Depuis toujours la population grecque était organisée en familles, groupes étendus, autonomes (terres, agriculture, élevage), avec chef, culte, administration, justice etc. L’équilibre de la Cité, c’est l’équilibre entre les grandes familles. Dans ce cadre, les Grecs commercent, exportent leurs produits, établissent des colonies en Orient et en Méditerranée. La population augmente ( 30.000 citoyens, sans compter les femmes, et trois fois plus d’esclaves). Toute cette activité n’est pas à sa place dans le familialisme conservateur. De petites îles colonisées sans grandes propriétés terriennes ont probablement expérimenté des fonctionnements démo-cratiques.
La réforme de Clisthène, dans la seconde moitié du VI°siècle, invente des structures anti-traditionalistes et favorables au développement économique. L’Attique est divisée en cent « dèmes » qui ne correspondent plus aux territoires des grandes familles. Chaque dème comporte trente « trittyes », dix de la ville, dix de la côte, dix de l’intérieur. Aristote écrit de Clisthène : « Il rendit concitoyens de dèmes ceux qui habitaient dans chaque dème, pour les empêcher de s’interpeller par le nom de leur père et de dénoncer ainsi les nouveaux citoyens ». En effet, grâce à ces changements, deviennent citoyens ceux qui, venus d’ailleurs, ne sont d’aucune famille. Les problèmes sont discutés sur l’agora, la régulation assurée par la publicité des débats : plusieurs scénarios sont présentés, puis votés, et des responsables sont désignés pour une durée limitée.
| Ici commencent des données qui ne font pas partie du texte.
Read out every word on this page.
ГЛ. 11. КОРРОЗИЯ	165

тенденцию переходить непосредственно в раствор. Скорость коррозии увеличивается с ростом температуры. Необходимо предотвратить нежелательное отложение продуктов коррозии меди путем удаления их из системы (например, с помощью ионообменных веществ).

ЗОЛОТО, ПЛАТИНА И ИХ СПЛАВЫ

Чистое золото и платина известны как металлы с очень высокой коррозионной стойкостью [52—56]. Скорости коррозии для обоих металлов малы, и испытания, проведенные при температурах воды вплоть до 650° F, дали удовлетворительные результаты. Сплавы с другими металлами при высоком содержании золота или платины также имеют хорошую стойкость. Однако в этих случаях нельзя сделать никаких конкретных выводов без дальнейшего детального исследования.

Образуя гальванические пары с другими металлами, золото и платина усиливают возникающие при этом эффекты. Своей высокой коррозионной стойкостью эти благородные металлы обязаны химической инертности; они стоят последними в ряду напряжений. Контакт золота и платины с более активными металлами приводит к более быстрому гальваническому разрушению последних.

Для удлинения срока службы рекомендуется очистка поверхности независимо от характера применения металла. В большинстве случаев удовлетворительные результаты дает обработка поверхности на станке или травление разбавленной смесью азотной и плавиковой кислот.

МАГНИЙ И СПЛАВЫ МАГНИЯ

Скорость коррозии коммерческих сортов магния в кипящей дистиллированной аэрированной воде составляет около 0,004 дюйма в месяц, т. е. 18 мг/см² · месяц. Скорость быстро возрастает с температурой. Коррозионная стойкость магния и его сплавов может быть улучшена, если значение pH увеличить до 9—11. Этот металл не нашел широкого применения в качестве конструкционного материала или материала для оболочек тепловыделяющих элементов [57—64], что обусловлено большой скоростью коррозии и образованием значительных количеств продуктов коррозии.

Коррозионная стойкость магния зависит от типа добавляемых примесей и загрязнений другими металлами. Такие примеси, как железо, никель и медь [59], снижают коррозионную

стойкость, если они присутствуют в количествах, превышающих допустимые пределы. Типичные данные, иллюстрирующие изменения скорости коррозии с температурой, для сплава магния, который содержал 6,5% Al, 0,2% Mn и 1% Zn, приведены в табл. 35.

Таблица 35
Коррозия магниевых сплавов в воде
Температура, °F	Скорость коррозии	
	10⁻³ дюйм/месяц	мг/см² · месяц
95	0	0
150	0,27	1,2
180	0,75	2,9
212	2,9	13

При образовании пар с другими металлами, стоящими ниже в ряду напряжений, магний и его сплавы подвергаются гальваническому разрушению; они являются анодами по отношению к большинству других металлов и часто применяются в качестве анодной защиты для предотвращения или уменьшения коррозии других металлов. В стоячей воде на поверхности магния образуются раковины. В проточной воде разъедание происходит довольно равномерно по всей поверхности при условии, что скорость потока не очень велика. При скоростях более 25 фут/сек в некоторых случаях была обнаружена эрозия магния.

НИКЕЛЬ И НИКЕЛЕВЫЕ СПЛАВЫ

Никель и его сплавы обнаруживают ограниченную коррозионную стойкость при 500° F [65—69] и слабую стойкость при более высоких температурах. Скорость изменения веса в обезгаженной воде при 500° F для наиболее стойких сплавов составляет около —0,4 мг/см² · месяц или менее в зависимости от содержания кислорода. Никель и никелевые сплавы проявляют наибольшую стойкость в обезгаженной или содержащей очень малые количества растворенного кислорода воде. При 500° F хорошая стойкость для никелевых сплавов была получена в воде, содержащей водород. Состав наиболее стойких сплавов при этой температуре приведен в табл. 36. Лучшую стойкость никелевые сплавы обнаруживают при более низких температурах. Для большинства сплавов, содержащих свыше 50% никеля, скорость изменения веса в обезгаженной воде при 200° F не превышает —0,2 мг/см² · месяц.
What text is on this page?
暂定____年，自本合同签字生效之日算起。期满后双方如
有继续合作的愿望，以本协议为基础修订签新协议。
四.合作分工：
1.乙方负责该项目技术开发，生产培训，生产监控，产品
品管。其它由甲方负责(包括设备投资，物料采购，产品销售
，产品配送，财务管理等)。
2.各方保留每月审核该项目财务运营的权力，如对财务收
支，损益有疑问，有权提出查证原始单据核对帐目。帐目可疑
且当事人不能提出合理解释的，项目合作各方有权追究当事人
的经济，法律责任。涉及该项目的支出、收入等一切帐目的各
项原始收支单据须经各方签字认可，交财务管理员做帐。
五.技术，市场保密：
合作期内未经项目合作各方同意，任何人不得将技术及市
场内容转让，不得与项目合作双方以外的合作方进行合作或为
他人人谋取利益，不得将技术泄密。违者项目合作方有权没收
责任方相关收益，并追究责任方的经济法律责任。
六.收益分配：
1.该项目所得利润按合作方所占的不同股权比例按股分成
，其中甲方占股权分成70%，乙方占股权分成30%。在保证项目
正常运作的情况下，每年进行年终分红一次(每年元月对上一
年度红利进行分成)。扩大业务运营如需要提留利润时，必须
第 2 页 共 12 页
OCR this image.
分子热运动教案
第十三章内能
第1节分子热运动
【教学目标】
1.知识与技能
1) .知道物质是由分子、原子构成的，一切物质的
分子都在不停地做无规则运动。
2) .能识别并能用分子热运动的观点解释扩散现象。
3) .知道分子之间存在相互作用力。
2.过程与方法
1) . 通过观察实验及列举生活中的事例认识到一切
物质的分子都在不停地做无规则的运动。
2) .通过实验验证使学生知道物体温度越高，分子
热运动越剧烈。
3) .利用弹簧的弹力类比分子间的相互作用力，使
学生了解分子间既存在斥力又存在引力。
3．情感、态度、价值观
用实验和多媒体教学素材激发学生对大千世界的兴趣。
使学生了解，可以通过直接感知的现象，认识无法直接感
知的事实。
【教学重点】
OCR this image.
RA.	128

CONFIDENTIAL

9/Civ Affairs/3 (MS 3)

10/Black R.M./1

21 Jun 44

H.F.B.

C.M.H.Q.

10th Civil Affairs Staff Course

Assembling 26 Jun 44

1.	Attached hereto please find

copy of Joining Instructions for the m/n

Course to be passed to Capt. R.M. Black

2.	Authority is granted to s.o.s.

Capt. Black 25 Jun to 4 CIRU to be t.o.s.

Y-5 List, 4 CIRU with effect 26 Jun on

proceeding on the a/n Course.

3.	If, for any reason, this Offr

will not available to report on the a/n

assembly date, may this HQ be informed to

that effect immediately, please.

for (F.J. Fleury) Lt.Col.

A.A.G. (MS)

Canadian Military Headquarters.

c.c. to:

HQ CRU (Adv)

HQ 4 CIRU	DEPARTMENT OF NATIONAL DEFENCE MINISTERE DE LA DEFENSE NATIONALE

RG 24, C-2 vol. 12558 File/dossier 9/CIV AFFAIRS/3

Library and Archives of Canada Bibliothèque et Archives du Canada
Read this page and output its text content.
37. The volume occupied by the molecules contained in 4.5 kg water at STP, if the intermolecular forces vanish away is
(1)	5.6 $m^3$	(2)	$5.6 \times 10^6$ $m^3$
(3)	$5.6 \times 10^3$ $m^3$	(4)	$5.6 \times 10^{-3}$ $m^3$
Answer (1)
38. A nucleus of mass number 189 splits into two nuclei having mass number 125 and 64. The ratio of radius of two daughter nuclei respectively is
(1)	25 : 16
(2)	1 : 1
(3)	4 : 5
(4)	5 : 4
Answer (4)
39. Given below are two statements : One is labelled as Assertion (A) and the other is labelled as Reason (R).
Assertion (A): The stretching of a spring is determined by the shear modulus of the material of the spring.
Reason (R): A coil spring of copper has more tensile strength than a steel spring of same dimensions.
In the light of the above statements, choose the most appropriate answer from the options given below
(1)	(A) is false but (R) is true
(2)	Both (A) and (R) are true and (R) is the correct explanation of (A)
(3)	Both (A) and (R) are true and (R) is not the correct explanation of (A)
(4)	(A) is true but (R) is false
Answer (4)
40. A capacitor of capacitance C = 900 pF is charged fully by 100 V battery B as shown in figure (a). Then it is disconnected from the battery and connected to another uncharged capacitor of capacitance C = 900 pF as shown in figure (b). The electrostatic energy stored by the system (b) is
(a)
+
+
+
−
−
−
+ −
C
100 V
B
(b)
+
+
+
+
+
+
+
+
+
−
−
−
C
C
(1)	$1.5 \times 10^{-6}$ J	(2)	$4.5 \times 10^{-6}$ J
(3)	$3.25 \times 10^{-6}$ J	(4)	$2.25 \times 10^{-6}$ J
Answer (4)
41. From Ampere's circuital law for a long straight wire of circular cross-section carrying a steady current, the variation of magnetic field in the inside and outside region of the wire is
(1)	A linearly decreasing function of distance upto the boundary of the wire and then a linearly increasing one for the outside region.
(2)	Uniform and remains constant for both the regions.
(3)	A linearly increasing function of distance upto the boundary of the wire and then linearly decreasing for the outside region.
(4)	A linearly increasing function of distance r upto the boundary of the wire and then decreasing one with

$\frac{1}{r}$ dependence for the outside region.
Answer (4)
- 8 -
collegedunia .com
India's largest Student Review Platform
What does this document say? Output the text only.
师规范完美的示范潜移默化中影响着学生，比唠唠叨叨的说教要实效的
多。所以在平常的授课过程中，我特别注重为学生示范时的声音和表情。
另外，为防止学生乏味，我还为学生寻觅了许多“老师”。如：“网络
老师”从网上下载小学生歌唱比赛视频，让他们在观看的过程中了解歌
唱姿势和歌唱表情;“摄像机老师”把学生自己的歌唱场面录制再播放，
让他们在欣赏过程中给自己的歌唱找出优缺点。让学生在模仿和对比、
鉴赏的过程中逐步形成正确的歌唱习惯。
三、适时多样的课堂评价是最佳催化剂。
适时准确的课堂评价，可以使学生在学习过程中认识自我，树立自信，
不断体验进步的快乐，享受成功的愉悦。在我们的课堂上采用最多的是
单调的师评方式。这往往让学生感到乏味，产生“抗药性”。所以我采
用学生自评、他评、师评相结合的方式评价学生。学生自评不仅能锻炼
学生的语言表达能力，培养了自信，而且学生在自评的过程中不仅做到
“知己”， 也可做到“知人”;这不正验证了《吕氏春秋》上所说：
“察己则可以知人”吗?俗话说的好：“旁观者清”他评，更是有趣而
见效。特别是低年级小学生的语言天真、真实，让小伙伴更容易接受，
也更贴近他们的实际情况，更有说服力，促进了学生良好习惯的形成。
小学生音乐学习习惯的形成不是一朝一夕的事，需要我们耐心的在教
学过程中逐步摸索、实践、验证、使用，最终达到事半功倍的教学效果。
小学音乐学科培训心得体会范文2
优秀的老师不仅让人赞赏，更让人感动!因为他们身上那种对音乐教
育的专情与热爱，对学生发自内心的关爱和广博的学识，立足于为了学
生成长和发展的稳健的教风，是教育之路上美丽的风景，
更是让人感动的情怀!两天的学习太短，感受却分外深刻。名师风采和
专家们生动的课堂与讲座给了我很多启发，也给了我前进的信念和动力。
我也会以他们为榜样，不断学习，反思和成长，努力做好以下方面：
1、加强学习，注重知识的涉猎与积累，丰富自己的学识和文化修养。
Le psychisme est toujours un exo-psychisme, mais tissé avec d’autres fils que l’appartenance au groupe familial. L’actepouvoir : la loi donne à chacun le droit de s’approprier le pouvoir de ses actes ; le vouloir de création : le changement est reconnu comme moteur de l’économie, (et non plus la répétition cyclique de l’agriculture), donc la capacité de création des individus est sollicitée. Mendel cite Hérodote : « Gouvernés par des tyrans, les athéniens n’étaient supérieurs à la guerre à aucun des peuples qui habitaient autour d’eux ; affranchis des tyrans, ils passèrent de beaucoup au premier rang. Une fois libéré, chacun trouvait son propre intérêt à accomplir sa tâche avec zèle ». C’est au point que, pour Périclès, « un homme ne se mêlant pas de politique mérite de passer non pour un citoyen paisible, mais pour un citoyen inutile ».
L’espace change : partout l’agora où l’on discute, les lieux de culte (genos) sont récupérés comme salles de réunion. Le clanisme ne parvient plus à occulter les conflits d’intérêts, qui sont mis au jour, débattus par tous selon des règles connues. Le temps change : d’un calendrier lunaire on passe à une année de 360 jours. La numération décimale est adoptée. C’est toute la vision du monde qui change pour devenir plus objective.
Tout cela, bien sûr, ne va pas sans trouble pour l’individu, déchiré entre son attachement à sa « gens » et son lien à ceux de son « dème ». Trouble dont le théâtre rend compte, qui oppose le destin à la liberté, les lois non écrites à la justice des dieux, l’éthique de la philia (les liens d’affection) à celle de l’agora. Trois jours durant, de l’aube au crépuscule, les individus se retrouvent en foule, et chacun « y retrouve, accentué, quelque chose de son trouble intérieur, que l’artiste explicite et précise, et surtout auquel il donne une forme extérieure sur laquelle le spectateur peut projeter ce qui n’a pas encore de forme à l’intérieur de soi ». (p. 243).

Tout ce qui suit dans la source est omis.